In total, 5,806 women with genotypes were available for Stage 1 analysis. To minimize bias due to population stratification, we used ~7,600 ancestry informative markers to identify and exclude women with <80 % European ancestry (N = 146). An additional four participants were excluded based on a self-report as being of non-European descent. We also identified four unexpected inter-study duplicates (all EC cases) and removed one subject from each unexpected duplicate pair. Because the scan was based on women of European descent with Type I EC, 180 cases of Type II EC were excluded for a final sample size of 5,472 (2,695 cases, 2,777 controls) women eligible for Stage 1. After filtering SNPs with completion rates <90 %, minor allele frequencies <1 %, and out of Hardy–Weinberg equilibrium (P < 0.0001) we had >524K genotyped SNPs in each Stage 1 study for a combined total of >873K unique SNPs across all studies. Concordance between known duplicates was >99.9 %.

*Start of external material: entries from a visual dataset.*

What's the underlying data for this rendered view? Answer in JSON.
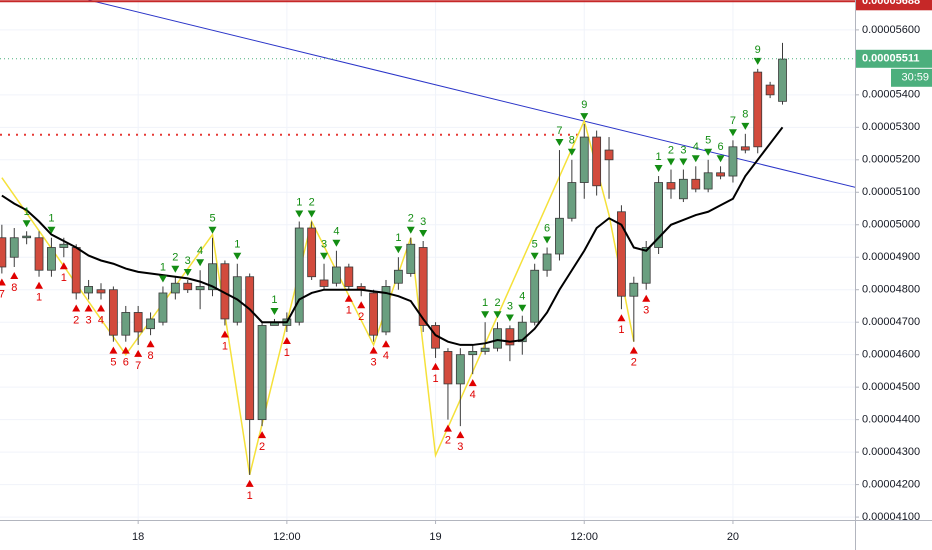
{
  "chart_data": {
    "type": "candlestick",
    "x": [
      0,
      1,
      2,
      3,
      4,
      5,
      6,
      7,
      8,
      9,
      10,
      11,
      12,
      13,
      14,
      15,
      16,
      17,
      18,
      19,
      20,
      21,
      22,
      23,
      24,
      25,
      26,
      27,
      28,
      29,
      30,
      31,
      32,
      33,
      34,
      35,
      36,
      37,
      38,
      39,
      40,
      41,
      42,
      43,
      44,
      45,
      46,
      47,
      48,
      49,
      50,
      51,
      52,
      53,
      54,
      55,
      56,
      57,
      58,
      59,
      60,
      61,
      62,
      63
    ],
    "open": [
      4.96e-05,
      4.9e-05,
      4.96e-05,
      4.96e-05,
      4.86e-05,
      4.93e-05,
      4.93e-05,
      4.79e-05,
      4.8e-05,
      4.8e-05,
      4.66e-05,
      4.73e-05,
      4.68e-05,
      4.7e-05,
      4.79e-05,
      4.82e-05,
      4.8e-05,
      4.8e-05,
      4.88e-05,
      4.7e-05,
      4.84e-05,
      4.4e-05,
      4.69e-05,
      4.69e-05,
      4.7e-05,
      4.99e-05,
      4.83e-05,
      4.82e-05,
      4.87e-05,
      4.81e-05,
      4.79e-05,
      4.67e-05,
      4.82e-05,
      4.85e-05,
      4.93e-05,
      4.69e-05,
      4.61e-05,
      4.51e-05,
      4.6e-05,
      4.61e-05,
      4.62e-05,
      4.68e-05,
      4.64e-05,
      4.7e-05,
      4.86e-05,
      4.91e-05,
      5.02e-05,
      5.13e-05,
      5.27e-05,
      5.23e-05,
      5.04e-05,
      4.78e-05,
      4.82e-05,
      4.93e-05,
      5.13e-05,
      5.08e-05,
      5.14e-05,
      5.11e-05,
      5.16e-05,
      5.15e-05,
      5.24e-05,
      5.47e-05,
      5.43e-05,
      5.38e-05
    ],
    "close": [
      4.87e-05,
      4.96e-05,
      4.965e-05,
      4.86e-05,
      4.93e-05,
      4.94e-05,
      4.79e-05,
      4.81e-05,
      4.79e-05,
      4.66e-05,
      4.73e-05,
      4.67e-05,
      4.71e-05,
      4.79e-05,
      4.82e-05,
      4.8e-05,
      4.81e-05,
      4.88e-05,
      4.71e-05,
      4.84e-05,
      4.4e-05,
      4.69e-05,
      4.7e-05,
      4.71e-05,
      4.99e-05,
      4.84e-05,
      4.81e-05,
      4.87e-05,
      4.81e-05,
      4.8e-05,
      4.66e-05,
      4.81e-05,
      4.86e-05,
      4.94e-05,
      4.69e-05,
      4.62e-05,
      4.51e-05,
      4.6e-05,
      4.61e-05,
      4.62e-05,
      4.68e-05,
      4.63e-05,
      4.7e-05,
      4.86e-05,
      4.91e-05,
      5.02e-05,
      5.13e-05,
      5.27e-05,
      5.12e-05,
      5.2e-05,
      4.78e-05,
      4.82e-05,
      4.93e-05,
      5.13e-05,
      5.11e-05,
      5.14e-05,
      5.11e-05,
      5.16e-05,
      5.15e-05,
      5.24e-05,
      5.23e-05,
      5.24e-05,
      5.4e-05,
      5.51e-05
    ],
    "high": [
      5e-05,
      4.99e-05,
      4.98e-05,
      4.98e-05,
      4.96e-05,
      4.96e-05,
      4.94e-05,
      4.83e-05,
      4.82e-05,
      4.81e-05,
      4.75e-05,
      4.75e-05,
      4.73e-05,
      4.81e-05,
      4.84e-05,
      4.83e-05,
      4.86e-05,
      4.96e-05,
      4.89e-05,
      4.88e-05,
      4.85e-05,
      4.7e-05,
      4.71e-05,
      4.73e-05,
      5.01e-05,
      5.01e-05,
      4.88e-05,
      4.92e-05,
      4.88e-05,
      4.82e-05,
      4.8e-05,
      4.83e-05,
      4.9e-05,
      4.96e-05,
      4.95e-05,
      4.7e-05,
      4.62e-05,
      4.62e-05,
      4.63e-05,
      4.7e-05,
      4.7e-05,
      4.69e-05,
      4.72e-05,
      4.88e-05,
      4.93e-05,
      5.23e-05,
      5.2e-05,
      5.31e-05,
      5.29e-05,
      5.27e-05,
      5.06e-05,
      4.84e-05,
      4.95e-05,
      5.15e-05,
      5.17e-05,
      5.17e-05,
      5.18e-05,
      5.2e-05,
      5.18e-05,
      5.26e-05,
      5.28e-05,
      5.48e-05,
      5.44e-05,
      5.56e-05
    ],
    "low": [
      4.85e-05,
      4.87e-05,
      4.94e-05,
      4.84e-05,
      4.84e-05,
      4.9e-05,
      4.77e-05,
      4.77e-05,
      4.77e-05,
      4.64e-05,
      4.64e-05,
      4.63e-05,
      4.66e-05,
      4.69e-05,
      4.77e-05,
      4.79e-05,
      4.74e-05,
      4.78e-05,
      4.69e-05,
      4.69e-05,
      4.23e-05,
      4.38e-05,
      4.69e-05,
      4.67e-05,
      4.69e-05,
      4.83e-05,
      4.8e-05,
      4.81e-05,
      4.8e-05,
      4.78e-05,
      4.64e-05,
      4.66e-05,
      4.8e-05,
      4.84e-05,
      4.67e-05,
      4.59e-05,
      4.4e-05,
      4.38e-05,
      4.54e-05,
      4.6e-05,
      4.61e-05,
      4.58e-05,
      4.6e-05,
      4.69e-05,
      4.84e-05,
      4.89e-05,
      5.01e-05,
      5.08e-05,
      5.09e-05,
      5.08e-05,
      4.74e-05,
      4.64e-05,
      4.8e-05,
      4.91e-05,
      5.08e-05,
      5.07e-05,
      5.1e-05,
      5.1e-05,
      5.14e-05,
      5.13e-05,
      5.22e-05,
      5.22e-05,
      5.39e-05,
      5.37e-05
    ],
    "up_color": "#6a9f80",
    "down_color": "#d24b3d",
    "moving_average": {
      "color": "#000000",
      "values": [
        5.09e-05,
        5.065e-05,
        5.045e-05,
        5.01e-05,
        4.97e-05,
        4.95e-05,
        4.93e-05,
        4.905e-05,
        4.89e-05,
        4.88e-05,
        4.865e-05,
        4.855e-05,
        4.85e-05,
        4.845e-05,
        4.84e-05,
        4.835e-05,
        4.825e-05,
        4.81e-05,
        4.79e-05,
        4.77e-05,
        4.74e-05,
        4.7e-05,
        4.7e-05,
        4.7e-05,
        4.77e-05,
        4.79e-05,
        4.8e-05,
        4.8e-05,
        4.8e-05,
        4.8e-05,
        4.795e-05,
        4.79e-05,
        4.78e-05,
        4.765e-05,
        4.71e-05,
        4.66e-05,
        4.64e-05,
        4.63e-05,
        4.63e-05,
        4.635e-05,
        4.645e-05,
        4.64e-05,
        4.645e-05,
        4.68e-05,
        4.73e-05,
        4.8e-05,
        4.86e-05,
        4.92e-05,
        4.99e-05,
        5.02e-05,
        5e-05,
        4.93e-05,
        4.92e-05,
        4.96e-05,
        5e-05,
        5.015e-05,
        5.03e-05,
        5.04e-05,
        5.06e-05,
        5.08e-05,
        5.15e-05,
        5.2e-05,
        5.25e-05,
        5.3e-05
      ]
    },
    "zigzag": {
      "color": "#f5e13a",
      "x": [
        0,
        10,
        17,
        20,
        25,
        30,
        33,
        35,
        47,
        49,
        51
      ],
      "values": [
        5.145e-05,
        4.6e-05,
        4.97e-05,
        4.23e-05,
        5.01e-05,
        4.63e-05,
        4.96e-05,
        4.29e-05,
        5.32e-05,
        5.03e-05,
        4.64e-05
      ]
    },
    "trendline": {
      "color": "#2b35c8",
      "x": [
        7,
        69
      ],
      "values": [
        5.692e-05,
        5.114e-05
      ]
    },
    "resistance_level": {
      "color": "#e53935",
      "value": 5.277e-05
    },
    "annotations_above": [
      {
        "candle": 2,
        "text": "1"
      },
      {
        "candle": 4,
        "text": "1"
      },
      {
        "candle": 13,
        "text": "1"
      },
      {
        "candle": 14,
        "text": "2"
      },
      {
        "candle": 15,
        "text": "3"
      },
      {
        "candle": 16,
        "text": "4"
      },
      {
        "candle": 17,
        "text": "5"
      },
      {
        "candle": 19,
        "text": "1"
      },
      {
        "candle": 22,
        "text": "1"
      },
      {
        "candle": 24,
        "text": "1"
      },
      {
        "candle": 25,
        "text": "2"
      },
      {
        "candle": 26,
        "text": "3"
      },
      {
        "candle": 27,
        "text": "4"
      },
      {
        "candle": 32,
        "text": "1"
      },
      {
        "candle": 33,
        "text": "2"
      },
      {
        "candle": 34,
        "text": "3"
      },
      {
        "candle": 39,
        "text": "1"
      },
      {
        "candle": 40,
        "text": "2"
      },
      {
        "candle": 41,
        "text": "3"
      },
      {
        "candle": 42,
        "text": "4"
      },
      {
        "candle": 43,
        "text": "5"
      },
      {
        "candle": 44,
        "text": "6"
      },
      {
        "candle": 45,
        "text": "7"
      },
      {
        "candle": 46,
        "text": "8"
      },
      {
        "candle": 47,
        "text": "9"
      },
      {
        "candle": 53,
        "text": "1"
      },
      {
        "candle": 54,
        "text": "2"
      },
      {
        "candle": 55,
        "text": "3"
      },
      {
        "candle": 56,
        "text": "4"
      },
      {
        "candle": 57,
        "text": "5"
      },
      {
        "candle": 58,
        "text": "6"
      },
      {
        "candle": 59,
        "text": "7"
      },
      {
        "candle": 60,
        "text": "8"
      },
      {
        "candle": 61,
        "text": "9"
      }
    ],
    "annotations_below": [
      {
        "candle": 0,
        "text": "7"
      },
      {
        "candle": 1,
        "text": "8"
      },
      {
        "candle": 3,
        "text": "1"
      },
      {
        "candle": 5,
        "text": "1"
      },
      {
        "candle": 6,
        "text": "2"
      },
      {
        "candle": 7,
        "text": "3"
      },
      {
        "candle": 8,
        "text": "4"
      },
      {
        "candle": 9,
        "text": "5"
      },
      {
        "candle": 10,
        "text": "6"
      },
      {
        "candle": 11,
        "text": "7"
      },
      {
        "candle": 12,
        "text": "8"
      },
      {
        "candle": 18,
        "text": "1"
      },
      {
        "candle": 20,
        "text": "1"
      },
      {
        "candle": 21,
        "text": "2"
      },
      {
        "candle": 23,
        "text": "1"
      },
      {
        "candle": 28,
        "text": "1"
      },
      {
        "candle": 29,
        "text": "2"
      },
      {
        "candle": 30,
        "text": "3"
      },
      {
        "candle": 31,
        "text": "4"
      },
      {
        "candle": 35,
        "text": "1"
      },
      {
        "candle": 36,
        "text": "2"
      },
      {
        "candle": 37,
        "text": "3"
      },
      {
        "candle": 38,
        "text": "4"
      },
      {
        "candle": 50,
        "text": "1"
      },
      {
        "candle": 51,
        "text": "2"
      },
      {
        "candle": 52,
        "text": "3"
      }
    ],
    "price_tags": [
      {
        "value": 5.688e-05,
        "label": "0.00005688",
        "color": "#c62828"
      },
      {
        "value": 5.511e-05,
        "label": "0.00005511",
        "color": "#4caf7d"
      }
    ],
    "countdown": "30:59",
    "xlim": [
      -0.15,
      68.85
    ],
    "ylim": [
      4.091e-05,
      5.692e-05
    ],
    "xticks": [
      {
        "value": 11,
        "label": "18"
      },
      {
        "value": 23,
        "label": "12:00"
      },
      {
        "value": 35,
        "label": "19"
      },
      {
        "value": 47,
        "label": "12:00"
      },
      {
        "value": 59,
        "label": "20"
      }
    ],
    "yticks": [
      {
        "value": 5.6e-05,
        "label": "0.00005600"
      },
      {
        "value": 5.4e-05,
        "label": "0.00005400"
      },
      {
        "value": 5.3e-05,
        "label": "0.00005300"
      },
      {
        "value": 5.2e-05,
        "label": "0.00005200"
      },
      {
        "value": 5.1e-05,
        "label": "0.00005100"
      },
      {
        "value": 5e-05,
        "label": "0.00005000"
      },
      {
        "value": 4.9e-05,
        "label": "0.00004900"
      },
      {
        "value": 4.8e-05,
        "label": "0.00004800"
      },
      {
        "value": 4.7e-05,
        "label": "0.00004700"
      },
      {
        "value": 4.6e-05,
        "label": "0.00004600"
      },
      {
        "value": 4.5e-05,
        "label": "0.00004500"
      },
      {
        "value": 4.4e-05,
        "label": "0.00004400"
      },
      {
        "value": 4.3e-05,
        "label": "0.00004300"
      },
      {
        "value": 4.2e-05,
        "label": "0.00004200"
      },
      {
        "value": 4.1e-05,
        "label": "0.00004100"
      }
    ],
    "grid": true
  }
}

We applied similar filters to the newly genotyped Stage 2 samples. Four pairs of unexpected duplicates (eight total samples) and 30 samples with <90 % SNP completion rate were removed. One genetically male sample and seven samples that did not cluster with other samples from their self-reported ancestry group were also excluded, leaving 2,975 samples for analysis. SNPs with <90 % completion rate were removed from analysis, as were SNPs that showed deviation from HWE at P < 10−5 in any ethnic group.

Genotyping procedures, quality control and analysis procedures for the ANECS/SEARCH and SECGS GWAS have been reported previously (Spurdle et al. 2011; Long et al. 2012).

In all analyses, genotypes were coded log additively (0, 1, 2 copies of the minor allele) and logistic regression was used to model associations. Stage 1 analyses were adjusted for study and the first two principal components. Analyses of the newly genotyped Stage 2 data (i.e., all Stage 2 studies except ANECS/SEARCH or SECGS) were adjusted for study and the first four principal components. Principal components for Stage 1 were calculated using ~7,600 independent markers (Yu et al. 2008); principal components for Stage 2 were calculated using 47,097 common SNPs on the exome chip. Of the 1,818 SNPs selected for replication in Stage 2, 1,371 loci included additional in silico data from two previously reported GWAS (Spurdle et al. 2011; Long et al. 2012) in a total of 2,121 cases and 10,209 controls from SEARCH/ANECS and SECGS studies. Study populations were analyzed separately and results combined using fixed effects meta-analysis. Association analyses of SNPs selected for fast-track replication were conducted in SAS Version 9.2 (SAS Institute, Cary, NC, USA). All other analyses were performed using PLINK software package (v 1.07, October 2009).